John Textor e Paulo Fonseca na apresentação do português como novo treinador, a 31 de janeiro
John Textor e Paulo Fonseca na apresentação do português como novo treinador, a 31 de janeiroOLIVIER CHASSIGNOLE/AFP
O Olympique Lyonnais, um dos principais clubes do futebol francês, perdeu algum do seu brilho desde a chegada dos cataris ao PSG. De tal forma que John Textor, o novo proprietário do clube desde 2022, transformou o clube parisiense num campo de batalha institucional antes de poder competir a nível desportivo.

Acompanhe aqui as incidências do Nice-Lyon

Olympique Lyonnais é uma instituição do futebol francês, com oito títulos da Ligue 1, cinco Taças de França e duas meias-finais da Liga dos Campeões. Sediado na segunda cidade mais populosa de França, o clube do Ródano persegue agora o arqui-inimigo de toda uma liga: o Paris Saint-Germain. Desde a chegada do Estado do Catar, em 2011, que o novo gigante e os seus petrodólares têm vindo a avançar sozinhos. "Um modelo ilegal", garante John Textor, o empresário norte-americano que sucedeu a Jean-Michel Aulas à frente do OL.

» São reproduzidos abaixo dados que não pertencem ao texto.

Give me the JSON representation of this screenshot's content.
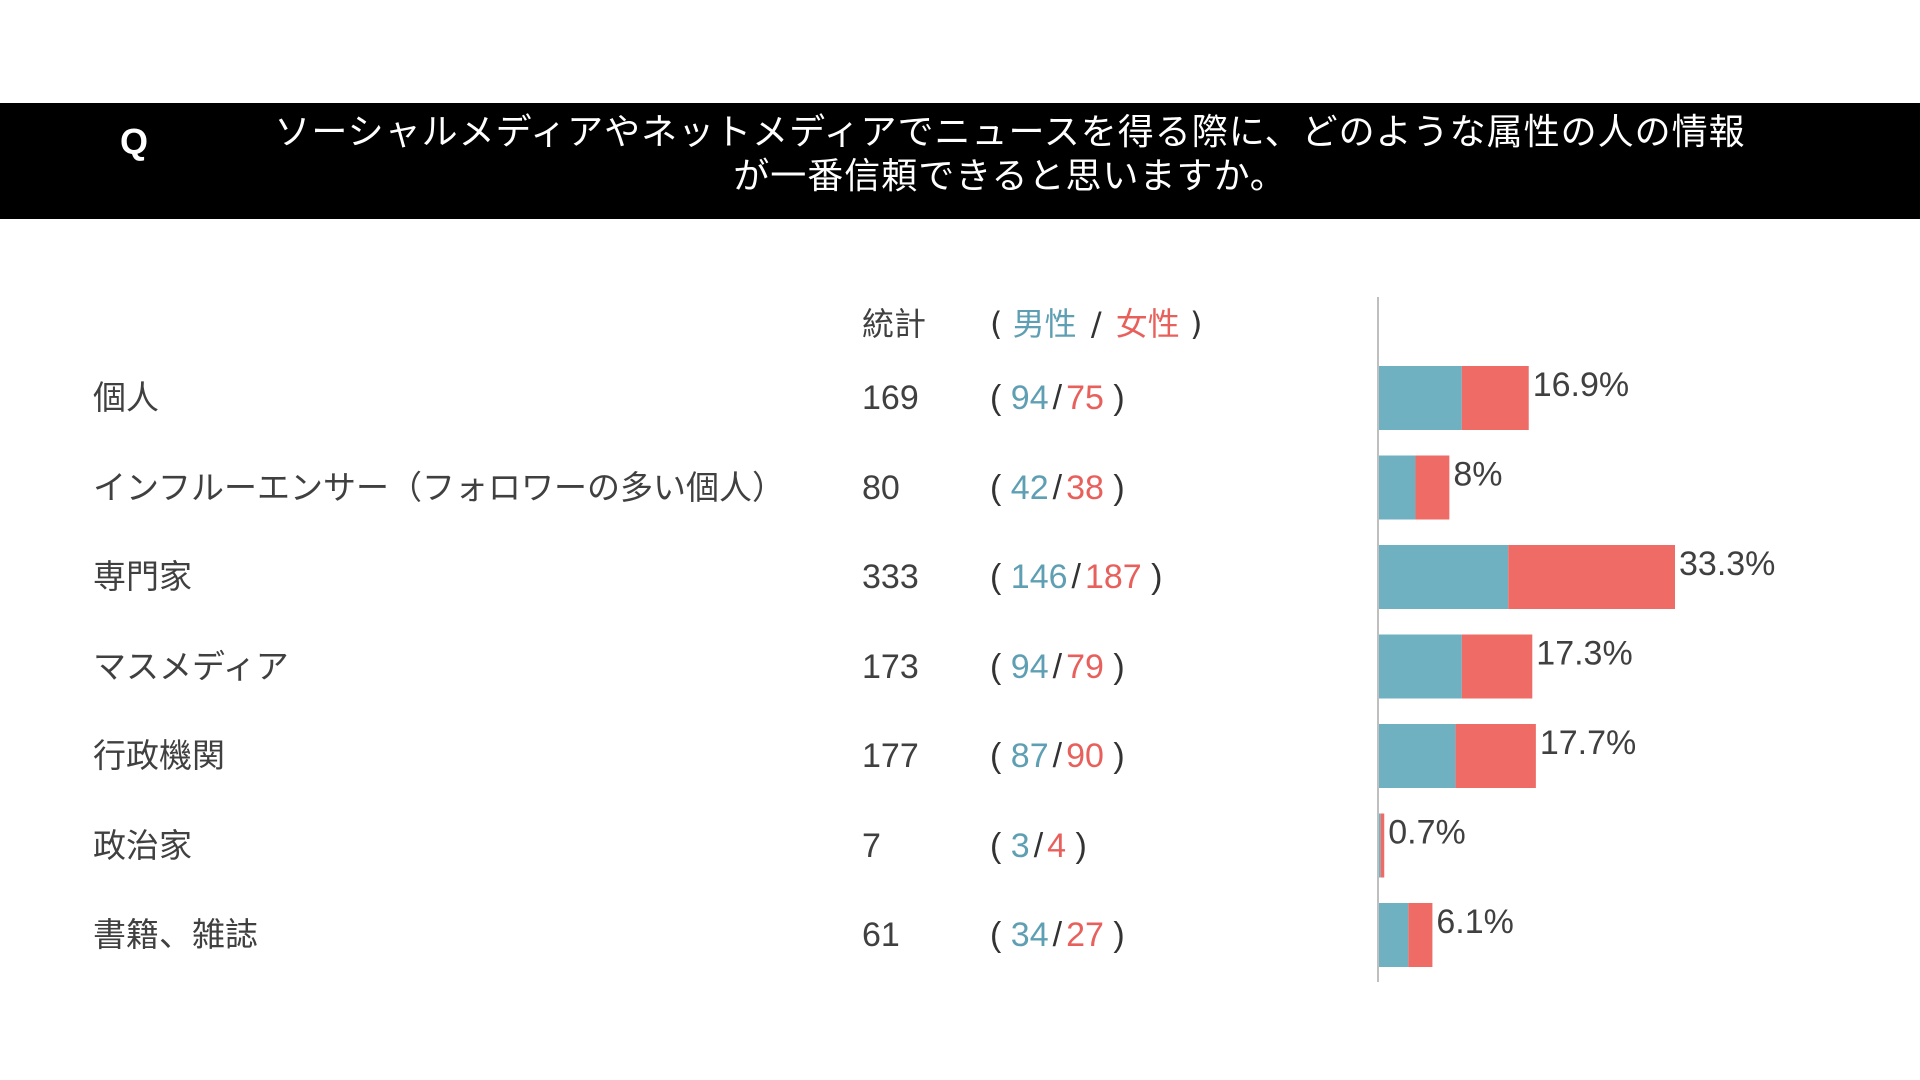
{
  "title": {
    "q_mark": "Q",
    "line1": "ソーシャルメディアやネットメディアでニュースを得る際に、どのような属性の人の情報",
    "line2": "が一番信頼できると思いますか。"
  },
  "headers": {
    "total": "統計",
    "open_paren": "(",
    "male": "男性",
    "slash": "/",
    "female": "女性",
    "close_paren": ")"
  },
  "colors": {
    "male": "#6fb0c1",
    "female": "#ef6b66",
    "axis": "#bfbfbf"
  },
  "chart_data": {
    "type": "bar",
    "orientation": "horizontal",
    "stacked": true,
    "categories": [
      "個人",
      "インフルーエンサー（フォロワーの多い個人）",
      "専門家",
      "マスメディア",
      "行政機関",
      "政治家",
      "書籍、雑誌"
    ],
    "totals": [
      169,
      80,
      333,
      173,
      177,
      7,
      61
    ],
    "series": [
      {
        "key": "male",
        "values": [
          94,
          42,
          146,
          94,
          87,
          3,
          34
        ]
      },
      {
        "key": "female",
        "values": [
          75,
          38,
          187,
          79,
          90,
          4,
          27
        ]
      }
    ],
    "percent_labels": [
      "16.9%",
      "8%",
      "33.3%",
      "17.3%",
      "17.7%",
      "0.7%",
      "6.1%"
    ],
    "xlim": [
      0,
      333
    ],
    "grid": false,
    "legend": "none"
  }
}
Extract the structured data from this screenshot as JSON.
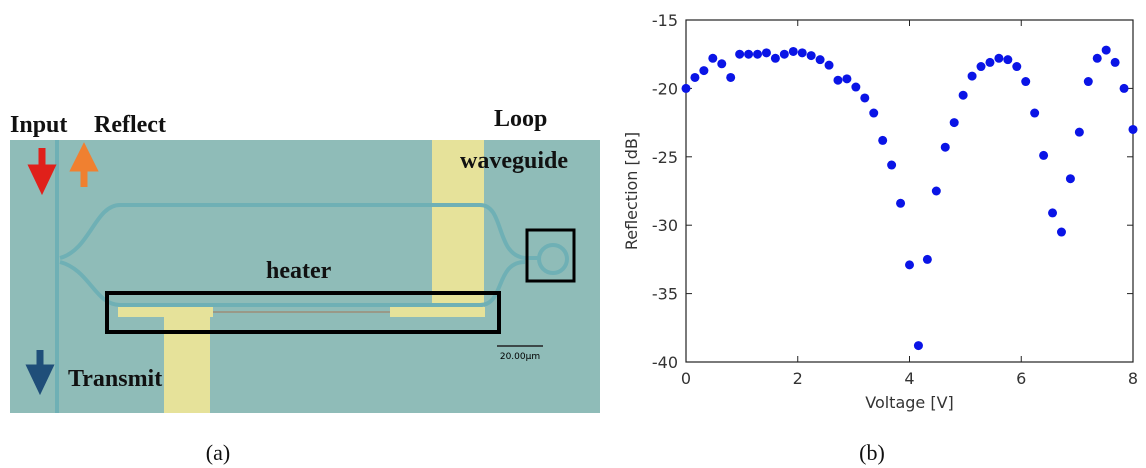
{
  "image_panel": {
    "labels": {
      "input": "Input",
      "reflect": "Reflect",
      "loop": "Loop",
      "waveguide": "waveguide",
      "heater": "heater",
      "transmit": "Transmit",
      "scale": "20.00μm"
    },
    "caption": "(a)"
  },
  "chart_data": {
    "type": "scatter",
    "caption": "(b)",
    "x_label": "Voltage [V]",
    "y_label": "Reflection [dB]",
    "color": "#0a14e6",
    "x": [
      0,
      0.16,
      0.32,
      0.48,
      0.64,
      0.8,
      0.96,
      1.12,
      1.28,
      1.44,
      1.6,
      1.76,
      1.92,
      2.08,
      2.24,
      2.4,
      2.56,
      2.72,
      2.88,
      3.04,
      3.2,
      3.36,
      3.52,
      3.68,
      3.84,
      4.0,
      4.16,
      4.32,
      4.48,
      4.64,
      4.8,
      4.96,
      5.12,
      5.28,
      5.44,
      5.6,
      5.76,
      5.92,
      6.08,
      6.24,
      6.4,
      6.56,
      6.72,
      6.88,
      7.04,
      7.2,
      7.36,
      7.52,
      7.68,
      7.84,
      8.0
    ],
    "values": [
      -20.0,
      -19.2,
      -18.7,
      -17.8,
      -18.2,
      -19.2,
      -17.5,
      -17.5,
      -17.5,
      -17.4,
      -17.8,
      -17.5,
      -17.3,
      -17.4,
      -17.6,
      -17.9,
      -18.3,
      -19.4,
      -19.3,
      -19.9,
      -20.7,
      -21.8,
      -23.8,
      -25.6,
      -28.4,
      -32.9,
      -38.8,
      -32.5,
      -27.5,
      -24.3,
      -22.5,
      -20.5,
      -19.1,
      -18.4,
      -18.1,
      -17.8,
      -17.9,
      -18.4,
      -19.5,
      -21.8,
      -24.9,
      -29.1,
      -30.5,
      -26.6,
      -23.2,
      -19.5,
      -17.8,
      -17.2,
      -18.1,
      -20.0,
      -23.0
    ],
    "xlim": [
      0,
      8
    ],
    "xticks": [
      0,
      2,
      4,
      6,
      8
    ],
    "ylim": [
      -40,
      -15
    ],
    "yticks": [
      -40,
      -35,
      -30,
      -25,
      -20,
      -15
    ]
  }
}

Recentemente apelidado de "cowboy" por Nasser Al-Khelaïfi, o também dono do Botafogo quis dar a volta por cima com o seu modelo de multipropriedade e forma de enfrentar as autoridades, incluindo o presidente do PSG. Com um único objetivo por detrás de tudo isto: voltar a fazer do Olympique Lyonnais um clube da Liga dos Campeões, como nos anos dourados de 2000 a 2010.

Competir pelo 2.º lugar

"Quero ganhar a Liga dos Campeões", proclamou Textor na chegada em 2022, antes de garantir, alguns meses mais tarde, que seria "um fracasso" se o OL não ganhasse um dia a Ligue 1. Eram as grandes ambições de um principiante, antes de as reduzir dois anos mais tarde, quando iniciou a terceira época como proprietário. 

"Hoje, este clube, o grande Olympique Lyonnais, só pode aspirar ao segundo lugar. Vamos dar o nosso melhor, e espero que demos uma tareia neles (PSG) e que tenham um ano mau. Mas tudo o que precisam de fazer é colocar a mão no bolso, atirar um pouco de dinheiro do petróleo e pronto", observou no início de julho de 2024, em entrevista ao Globo Esporte.

Desde então, John Textor tem-se empenhado. Primeiro, a DNCG (a comissão responsável pelo controlo da situação financeira dos clubes franceses), que o sancionou em todos os mercados, impondo um limite à massa salarial e às despesas de transferência, antes de chegar ao ponto de o relegar para a Ligue 2 como medida de precaução devido a uma dívida financeira considerada demasiado elevada. "A decisão é infundada, porque eles não entendem o modelo de timeshare", disse o responsável em entrevista ao AS.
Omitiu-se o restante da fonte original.